Du point de vue russe, on ne voit plus très bien ce qui pourrait constituer une victoire. Le rêve d’aller jusqu’à Kiev et de mettre en place un régime aux ordres de Moscou s’est évanoui et, du fait des difficultés de l’armée russe sur le terrain, on imagine mal de nouvelles avancées. L’armée russe peut peut-être tenir les territoires qu’elle a déjà conquis, mais elles auront bien du mal à pénétrer davantage en territoire ukrainien. Tenir le Donbass pourrait-il constituer une victoire pour Moscou, au risque de devoir supporter plus longtemps le coût de la guerre ? L’impopularité du régime russe pourrait être croissante à mesure que le coût humain de la guerre devient important. C’est d’ailleurs pour cela que Vladimir Poutine ne veut déclarer ni la guerre ni la mobilisation générale, craignant la réaction de la population. En effet, bien que les libertés aient été d’autant plus étouffées depuis le début de la guerre en Russie, la population pourrait commencer à s’opposer au régime si trop de fils et de maris perdaient la vie dans cette guerre .
Pour Vladimir Poutine, l’objectif est de maintenir sa position actuelle, mais encore faudrait-il que les Ukrainiens acceptent ce statu quo. Ce n’est évidemment pas le cas puisque l’Ukraine a déclaré avec vigueur, y compris par la voix du président Zelensky, qu’elle combattrait jusqu’à la victoire. De même, les pays occidentaux ont déclaré les uns après les autres leur détermination à soutenir l’Ukraine tout le temps qu’il faudra.
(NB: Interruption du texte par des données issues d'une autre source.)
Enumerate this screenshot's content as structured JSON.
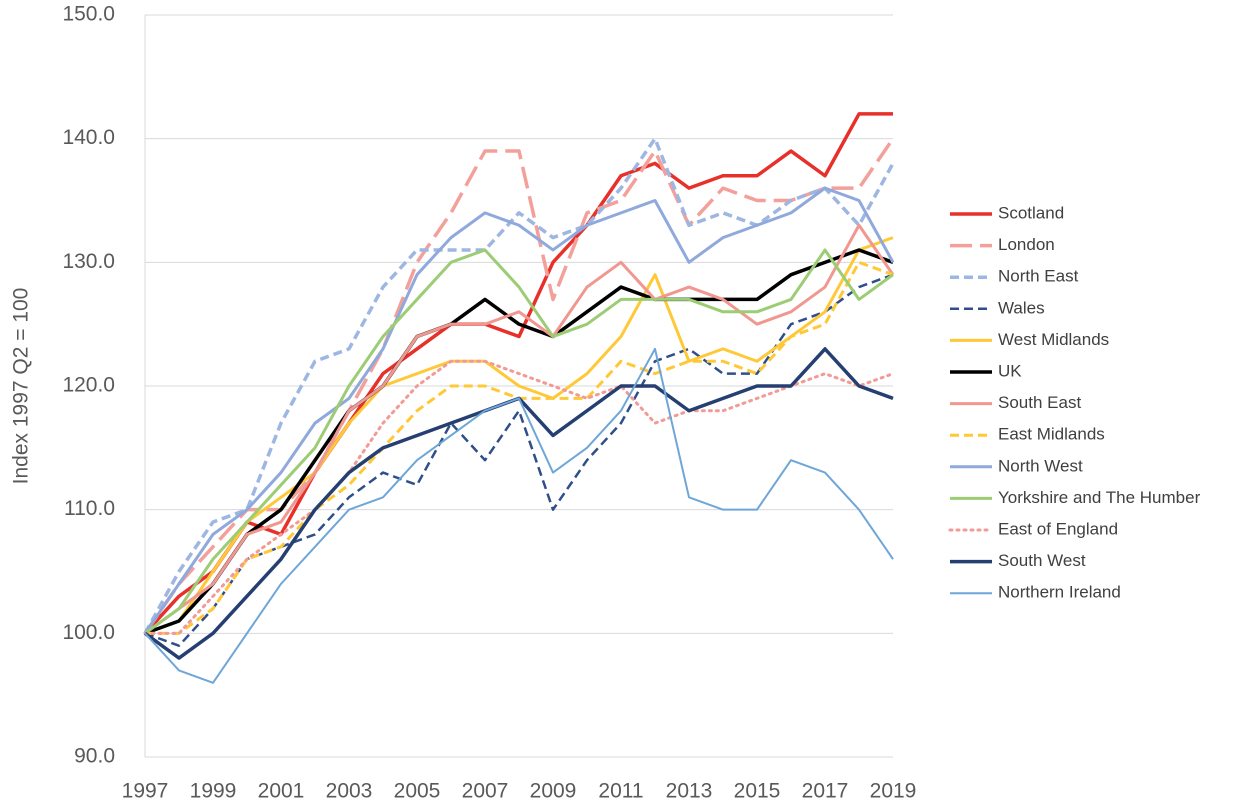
{
  "chart_data": {
    "type": "line",
    "y_label": "Index 1997 Q2 = 100",
    "x": [
      1997,
      1998,
      1999,
      2000,
      2001,
      2002,
      2003,
      2004,
      2005,
      2006,
      2007,
      2008,
      2009,
      2010,
      2011,
      2012,
      2013,
      2014,
      2015,
      2016,
      2017,
      2018,
      2019
    ],
    "xlim": [
      1997,
      2019
    ],
    "xticks": [
      1997,
      1999,
      2001,
      2003,
      2005,
      2007,
      2009,
      2011,
      2013,
      2015,
      2017,
      2019
    ],
    "ylim": [
      90,
      150
    ],
    "yticks": [
      {
        "value": 90,
        "label": "90.0"
      },
      {
        "value": 100,
        "label": "100.0"
      },
      {
        "value": 110,
        "label": "110.0"
      },
      {
        "value": 120,
        "label": "120.0"
      },
      {
        "value": 130,
        "label": "130.0"
      },
      {
        "value": 140,
        "label": "140.0"
      },
      {
        "value": 150,
        "label": "150.0"
      }
    ],
    "grid": true,
    "legend": "right",
    "series": [
      {
        "name": "Scotland",
        "color": "#e8302a",
        "style": "solid",
        "linewidth": 3.5,
        "values": [
          100,
          103,
          105,
          109,
          108,
          113,
          117,
          121,
          123,
          125,
          125,
          124,
          130,
          133,
          137,
          138,
          136,
          137,
          137,
          139,
          137,
          142,
          142
        ]
      },
      {
        "name": "London",
        "color": "#f4a09a",
        "style": "longdash",
        "linewidth": 3.5,
        "values": [
          100,
          104,
          107,
          110,
          110,
          113,
          118,
          123,
          130,
          134,
          139,
          139,
          127,
          134,
          135,
          139,
          133,
          136,
          135,
          135,
          136,
          136,
          140
        ]
      },
      {
        "name": "North East",
        "color": "#9db6e2",
        "style": "dashed",
        "linewidth": 3.5,
        "values": [
          100,
          105,
          109,
          110,
          117,
          122,
          123,
          128,
          131,
          131,
          131,
          134,
          132,
          133,
          136,
          140,
          133,
          134,
          133,
          135,
          136,
          133,
          138
        ]
      },
      {
        "name": "Wales",
        "color": "#2f4f8a",
        "style": "dashed",
        "linewidth": 2.5,
        "values": [
          100,
          99,
          102,
          106,
          107,
          108,
          111,
          113,
          112,
          117,
          114,
          118,
          110,
          114,
          117,
          122,
          123,
          121,
          121,
          125,
          126,
          128,
          129
        ]
      },
      {
        "name": "West Midlands",
        "color": "#ffc837",
        "style": "solid",
        "linewidth": 3,
        "values": [
          100,
          101,
          105,
          109,
          111,
          113,
          117,
          120,
          121,
          122,
          122,
          120,
          119,
          121,
          124,
          129,
          122,
          123,
          122,
          124,
          126,
          131,
          132
        ]
      },
      {
        "name": "UK",
        "color": "#000000",
        "style": "solid",
        "linewidth": 3.5,
        "values": [
          100,
          101,
          104,
          108,
          110,
          114,
          118,
          120,
          124,
          125,
          127,
          125,
          124,
          126,
          128,
          127,
          127,
          127,
          127,
          129,
          130,
          131,
          130
        ]
      },
      {
        "name": "South East",
        "color": "#f09890",
        "style": "solid",
        "linewidth": 3,
        "values": [
          100,
          102,
          104,
          108,
          109,
          113,
          118,
          120,
          124,
          125,
          125,
          126,
          124,
          128,
          130,
          127,
          128,
          127,
          125,
          126,
          128,
          133,
          129
        ]
      },
      {
        "name": "East Midlands",
        "color": "#ffc837",
        "style": "dashed",
        "linewidth": 3,
        "values": [
          100,
          100,
          102,
          106,
          107,
          110,
          112,
          115,
          118,
          120,
          120,
          119,
          119,
          119,
          122,
          121,
          122,
          122,
          121,
          124,
          125,
          130,
          129
        ]
      },
      {
        "name": "North West",
        "color": "#8fa9dc",
        "style": "solid",
        "linewidth": 3,
        "values": [
          100,
          104,
          108,
          110,
          113,
          117,
          119,
          123,
          129,
          132,
          134,
          133,
          131,
          133,
          134,
          135,
          130,
          132,
          133,
          134,
          136,
          135,
          130
        ]
      },
      {
        "name": "Yorkshire and The Humber",
        "color": "#9ccc74",
        "style": "solid",
        "linewidth": 3,
        "values": [
          100,
          102,
          106,
          109,
          112,
          115,
          120,
          124,
          127,
          130,
          131,
          128,
          124,
          125,
          127,
          127,
          127,
          126,
          126,
          127,
          131,
          127,
          129
        ]
      },
      {
        "name": "East of England",
        "color": "#f29a95",
        "style": "dotted",
        "linewidth": 3,
        "values": [
          100,
          100,
          103,
          106,
          108,
          110,
          113,
          117,
          120,
          122,
          122,
          121,
          120,
          119,
          120,
          117,
          118,
          118,
          119,
          120,
          121,
          120,
          121
        ]
      },
      {
        "name": "South West",
        "color": "#263f73",
        "style": "solid",
        "linewidth": 3.5,
        "values": [
          100,
          98,
          100,
          103,
          106,
          110,
          113,
          115,
          116,
          117,
          118,
          119,
          116,
          118,
          120,
          120,
          118,
          119,
          120,
          120,
          123,
          120,
          119
        ]
      },
      {
        "name": "Northern Ireland",
        "color": "#6ea6d8",
        "style": "solid",
        "linewidth": 2,
        "values": [
          100,
          97,
          96,
          100,
          104,
          107,
          110,
          111,
          114,
          116,
          118,
          119,
          113,
          115,
          118,
          123,
          111,
          110,
          110,
          114,
          113,
          110,
          106
        ]
      }
    ]
  }
}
Côté ukrainien, quelle situation pourrait être considérée comme une victoire ? Difficile à dire puisque les objectifs de Kiev ont évolué depuis le début du conflit. Dans un premier temps, la victoire signifiait reprendre les territoires perdus depuis le 24 février. Fin août, Volodymyr Zelensky affirmait que la victoire passerait notamment par la reconquête de la Crimée annexée en 2014 par Moscou, ainsi que les Républiques autoproclamées de Donetsk de Lougansk. Cette perspective pose plusieurs problèmes. Qu’en est-il de la faisabilité d’une telle opération ? L’armée ukrainienne est-elle en capacité de reconquérir ces territoires sans une intervention plus directe des pays occidentaux ? Ensuite, même si l’annexion de la Crimée fut illégale du point de vue du droit international, la population de cette région se sent majoritairement russe et ne veut pas redevenir ukrainienne. Cette reconquête se ferait donc contre l’assentiment de la majorité de la population. De même, chercher à reconquérir la Crimée risquerait de pousser à l’intensification du conflit. Il est en effet difficilement envisageable que Vladimir Poutine accepte de perdre la Crimée sans réagir vivement.
En ce sens, les pays occidentaux, qui assurent vouloir soutenir l’Ukraine jusqu’au bout, ne devraient-ils pas discuter avec Zelensky des objectifs de la guerre et de ce qui pourrait constituer une victoire ukrainienne ? Ne faudrait-il pas exprimer notre soutien en ce qui concerne la reconquête des territoires perdus depuis le 24 février, mais pas concernant la Crimée ? D’ailleurs, au tout début de la guerre, un compromis qui semblait envisageable et avoir était accepté par les Ukrainiens était de distinguer et de repousser les négociations sur le statut final de la Crimée pour se concentrer sur la récupération des territoires conquis depuis le déclenchement de la guerre.
Sans l’aide occidentale, l’Ukraine aurait certainement déjà perdu cette guerre. Cette aide lui est nécessaire pour résister et reconquérir les territoires perdus depuis le 24 février. L’aide apportée devrait donner quelques moyens de levier aux pays occidentaux pour discuter de ce que pourrait être la victoire finale et éviter de s’enfoncer dans une guerre interminable qui pourrait s’intensifier et complètement dégénérer.
Les pays occidentaux doivent être solidaires de l’Ukraine, mais cette solidarité ne doit pas empêcher une négociation avec Kiev. L’Ukraine n’a pas à déterminer l’agenda stratégique des pays occidentaux. Il ne faudrait pas tomber dans une sorte de solidarité passive et laisser Volodymyr Zelensky décider seul de l’avenir de la guerre, sans que les pays qui le soutiennent aient leur mot à dire.